“O primeiro é a falta de gosto ou consolo, não somente nas coisas divinas, mas também em coisa alguma criada.
O segundo sinal para que se creia tratar-se, de fato, de purificação sensitiva, é ter a alma lembrança muito contínua de Deus, com solicitude e cuidado aflito, imaginando que não O serve, mas antes volve atrás no divino serviço. Assim pensa, por causa do desgosto que sente nas coisas espirituais.
A parte sensitiva não tem habilidade para receber o que é puramente espiritual, e assim, quando o espírito goza, a carne se descontenta e relaxa para agir. Todavia a parte espiritual, que vai recebendo o alimento, cria novas forças, com maior atenção e vigilância do que antes tinha, na sua solicitude em não faltar a Deus.
Acostumado aos gostos sensíveis, o paladar espiritual ainda os deseja; não se acha suficientemente adaptado e purificado para tão finos deleites. Até que se vá dispondo pouco a pouco, por meio desta árida e escura noite, a sentir gosto e proveito espiritual, não pode experimentar senão secura e desabrimento, com a falta do sabor que antes encontrava com tanta facilidade.

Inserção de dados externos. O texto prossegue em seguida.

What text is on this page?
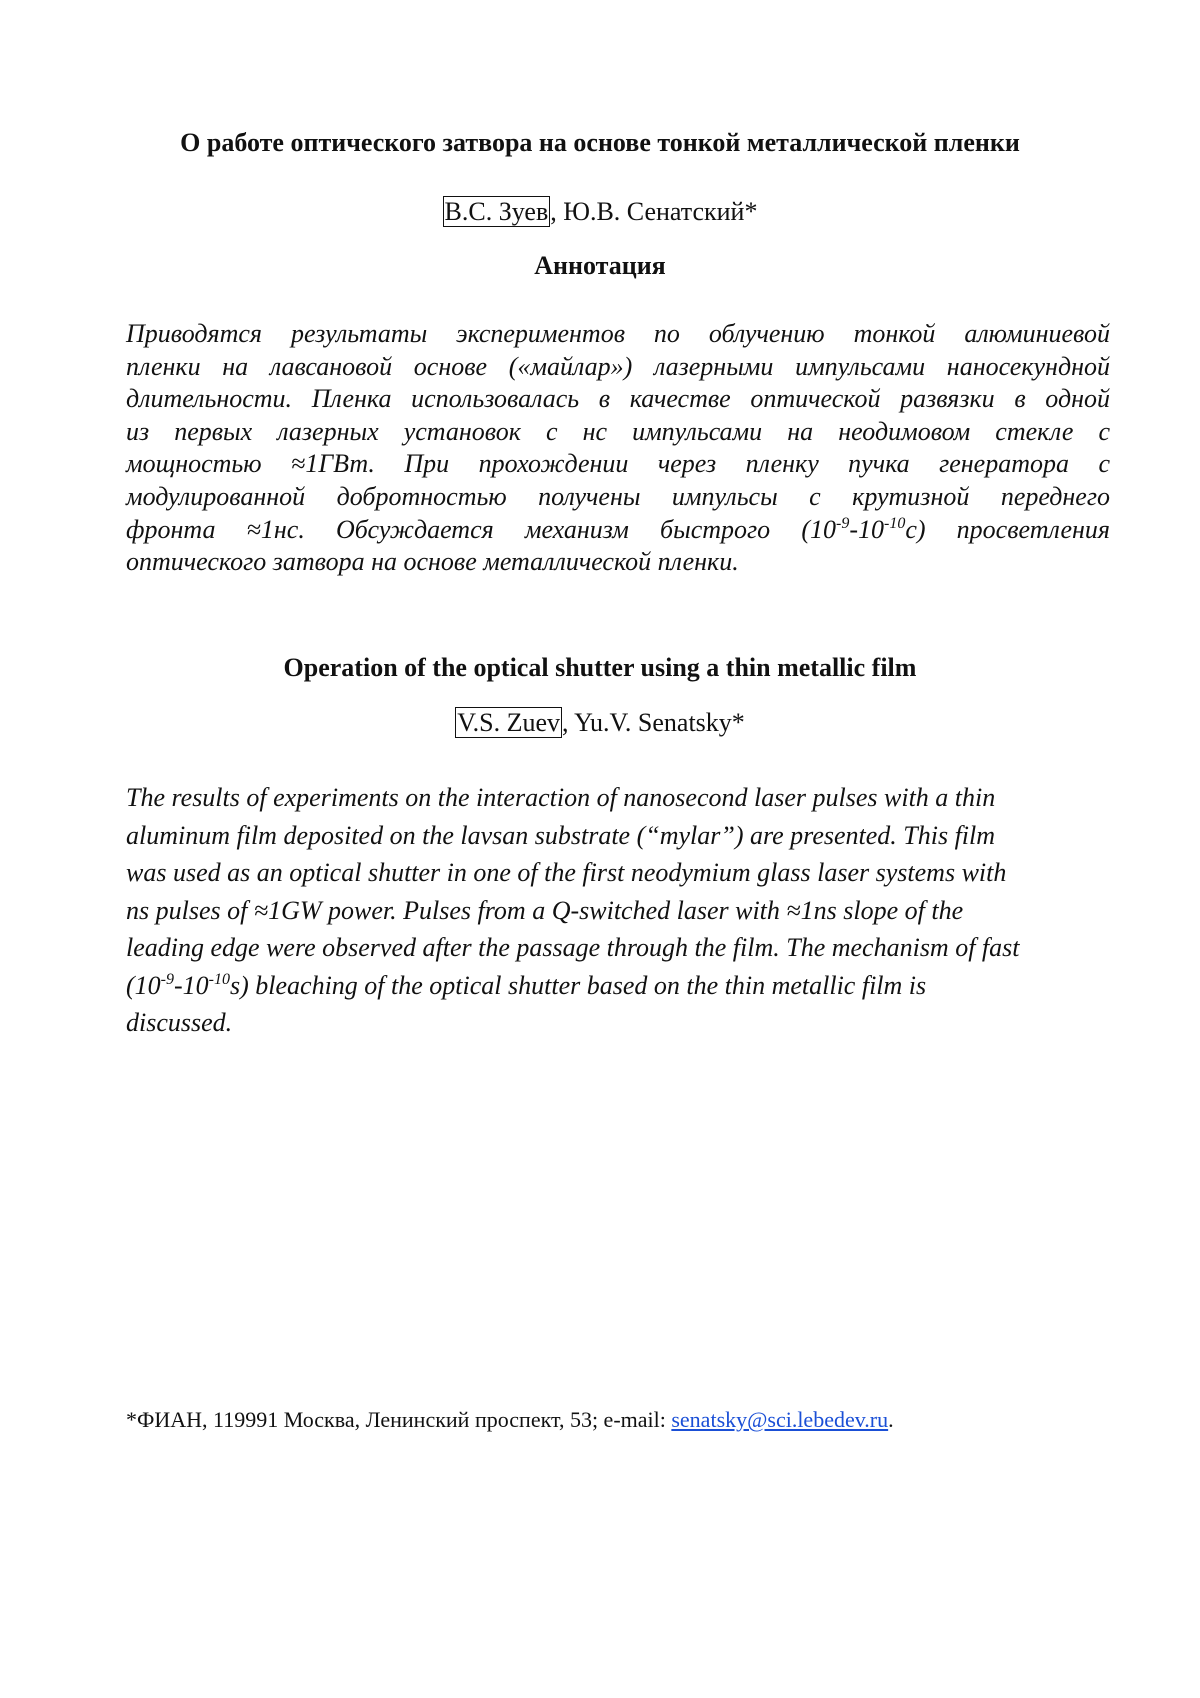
О работе оптического затвора на основе тонкой металлической пленки
В.С. Зуев, Ю.В. Сенатский*
Аннотация
Приводятся результаты экспериментов по облучению тонкой алюминиевой
пленки на лавсановой основе («майлар») лазерными импульсами наносекундной
длительности. Пленка использовалась в качестве оптической развязки в одной
из первых лазерных установок с нс импульсами на неодимовом стекле с
мощностью ≈1ГВт. При прохождении через пленку пучка генератора с
модулированной добротностью получены импульсы с крутизной переднего
фронта ≈1нс. Обсуждается механизм быстрого $(10^{-9}-10^{-10}с)$ просветления
оптического затвора на основе металлической пленки.
Operation of the optical shutter using a thin metallic film
V.S. Zuev, Yu.V. Senatsky*
The results of experiments on the interaction of nanosecond laser pulses with a thin
aluminum film deposited on the lavsan substrate (“mylar”) are presented. This film
was used as an optical shutter in one of the first neodymium glass laser systems with
ns pulses of ≈1GW power. Pulses from a Q-switched laser with ≈1ns slope of the
leading edge were observed after the passage through the film. The mechanism of fast
$(10^{-9}-10^{-10}s)$ bleaching of the optical shutter based on the thin metallic film is
discussed.
*ФИАН, 119991 Москва, Ленинский проспект, 53; e-mail: senatsky@sci.lebedev.ru.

Os que Deus começa a levar por estas solidões do deserto assemelham-se aos filhos de Israel quando recebiam, ali mesmo no deserto, o manjar celeste dado pelo Senhor, e no qual cada um achava o sabor apetecido, conforme diz a Escritura (Sab 16, 20-21). Contudo, não se contentavam, e era-lhes mais sensível a falta dos gostos e temperos das viandas e cebolas do Egito, – às quais já estava acostumado e satisfeito o seu paladar, – do que a delicada doçura do maná celeste. Donde, gemiam e suspiravam pelas viandas da terra, tendo os manjares do Céu. A tanto chega, pois, a baixeza de nosso apetite, que nos leva a desejar nossas misérias e ter fastio dos bens inefáveis do Céu.

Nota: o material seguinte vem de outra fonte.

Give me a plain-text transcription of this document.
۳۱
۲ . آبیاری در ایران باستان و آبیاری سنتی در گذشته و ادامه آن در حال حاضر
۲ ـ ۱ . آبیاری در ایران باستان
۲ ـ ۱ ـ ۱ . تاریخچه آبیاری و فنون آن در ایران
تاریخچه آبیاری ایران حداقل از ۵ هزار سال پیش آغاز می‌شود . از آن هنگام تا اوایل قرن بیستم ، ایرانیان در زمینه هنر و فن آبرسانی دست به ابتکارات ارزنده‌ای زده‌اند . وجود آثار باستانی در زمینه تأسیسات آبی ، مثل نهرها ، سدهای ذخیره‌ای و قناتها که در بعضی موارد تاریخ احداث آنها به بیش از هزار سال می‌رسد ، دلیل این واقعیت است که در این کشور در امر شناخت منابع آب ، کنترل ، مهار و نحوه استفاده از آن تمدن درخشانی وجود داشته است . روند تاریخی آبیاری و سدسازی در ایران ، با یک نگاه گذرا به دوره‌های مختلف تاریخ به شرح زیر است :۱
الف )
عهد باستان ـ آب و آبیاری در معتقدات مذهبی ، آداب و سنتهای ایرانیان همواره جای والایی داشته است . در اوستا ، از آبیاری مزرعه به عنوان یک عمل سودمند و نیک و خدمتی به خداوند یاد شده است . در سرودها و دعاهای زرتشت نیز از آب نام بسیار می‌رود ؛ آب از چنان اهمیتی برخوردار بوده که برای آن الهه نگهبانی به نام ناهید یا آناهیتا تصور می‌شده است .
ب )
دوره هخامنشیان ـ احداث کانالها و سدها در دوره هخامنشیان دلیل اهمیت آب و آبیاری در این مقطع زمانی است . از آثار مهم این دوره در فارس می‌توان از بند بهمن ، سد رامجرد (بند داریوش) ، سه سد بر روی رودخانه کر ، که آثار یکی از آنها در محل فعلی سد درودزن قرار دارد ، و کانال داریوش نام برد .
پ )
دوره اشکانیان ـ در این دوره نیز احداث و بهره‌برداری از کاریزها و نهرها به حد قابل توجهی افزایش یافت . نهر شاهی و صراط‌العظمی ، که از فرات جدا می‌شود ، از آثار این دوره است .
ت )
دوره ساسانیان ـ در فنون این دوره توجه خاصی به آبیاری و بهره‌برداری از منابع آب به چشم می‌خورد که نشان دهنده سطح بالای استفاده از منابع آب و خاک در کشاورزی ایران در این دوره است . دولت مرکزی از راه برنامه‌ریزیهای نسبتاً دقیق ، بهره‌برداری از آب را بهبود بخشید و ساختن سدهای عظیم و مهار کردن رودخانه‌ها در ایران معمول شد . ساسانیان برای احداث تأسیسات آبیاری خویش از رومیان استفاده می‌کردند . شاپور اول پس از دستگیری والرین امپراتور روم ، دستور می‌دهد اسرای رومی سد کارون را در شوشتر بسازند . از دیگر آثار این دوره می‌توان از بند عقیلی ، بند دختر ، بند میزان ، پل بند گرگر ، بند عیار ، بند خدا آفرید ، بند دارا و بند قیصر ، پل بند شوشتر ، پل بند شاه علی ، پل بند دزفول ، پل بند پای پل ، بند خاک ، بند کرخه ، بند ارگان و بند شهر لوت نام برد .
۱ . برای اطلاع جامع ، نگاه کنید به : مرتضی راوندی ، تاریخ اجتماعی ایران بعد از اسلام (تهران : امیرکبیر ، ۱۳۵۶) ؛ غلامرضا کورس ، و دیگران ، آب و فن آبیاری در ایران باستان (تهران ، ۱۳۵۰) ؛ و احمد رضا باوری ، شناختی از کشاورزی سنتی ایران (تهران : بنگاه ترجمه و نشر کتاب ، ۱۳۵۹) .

Quando, porém, estas securas são causadas por estar o apetite sensível na via de purificação, mesmo que o espírito não sinta gosto algum no começo, pelas causas já declaradas, sente, no entanto, coragem e brio para agir, robustecido com a substância do manjar interior que o sustenta. Este alimento substancioso é princípio de contemplação obscura e árida para o sentido; porque esta contemplação é oculta e secreta àquele mesmo que a recebe. Junto com a secura e vazio na parte sensitiva, a alma geralmente experimenta desejo e inclinação para ficar sozinha e quieta, sem poder, – e nem mesmo querer, – pensar em coisa distinta. Se, então, os que se acham neste estado soubessem permanecer em sossego, descuidados de qualquer movimento interior e exterior, sem nenhuma preocupação de agir, logo, naquela calma e ócio, perceberiam a delicadeza daquela refeição íntima. É tão suave esse alimento que, de ordinário, se a alma procura ou deseja saboreá-lo, não lhe sente o gosto; porque, torno a dizer, produz seu efeito na maior quietação e ócio da alma. É semelhante ao ar: se o quisermos colher na mão, ele nos foge.
De tal maneira põe o Senhor a alma neste estado, e a conduz por tão diversa via, que, se ela quiser agir com suas potências, em vez de ajudar à obra de Deus em seu interior, antes a estorvará, pois agora tudo lhe sucede ao contrário do que anteriormente.
Tudo quanto a alma, neste tempo, pode fazer por si mesma, não serve, como já o dissemos, senão para perturbar a paz interior e a obra que Deus faz no espírito mediante aquela secura no sentido. Por ser espiritual e delicada, esta obra divida é em sua esta obra divina é, em sua realização, tranquila, suave, solitária, satisfatória e pacífica, e muito alheia a todos aqueles gostos do princípio, mui palpáveis e sensíveis. Com efeito, esta é a paz em que, segundo diz David (Sal 84, 9), Deus fala à alma para torná-la espiritual. Daqui procede a terceira condição.
O terceiro sinal que há para discernir a purificação do sentido é a impossibilidade, para a alma, por mais esforços que empregue nisso, de meditar e discorrer com o entendimento e com a ajuda da imaginação, como costumava fazer anteriormente. Deus aqui começa a comunicar-se não mais por meio do sentido, como o fazia até então, quando a alma O encontrava pelo trabalho do raciocínio, ligando ou dividindo os conhecimentos; agora Ele o faz puramente no espírito, onde não é mais possível haver discursos sucessivos. A comunicação é feita com um ato de simples contemplação, a que não chegam os sentidos interiores e exteriores da parte inferior. Por isto, a imaginação fantasia não podem apoiar-se em consideração alguma, nem doravante acha aí arrimo.”
CRUZ, São João da. A noite escura da Alma. Editora Família Católica, 2018, versão Kindle, Posição: 641-699.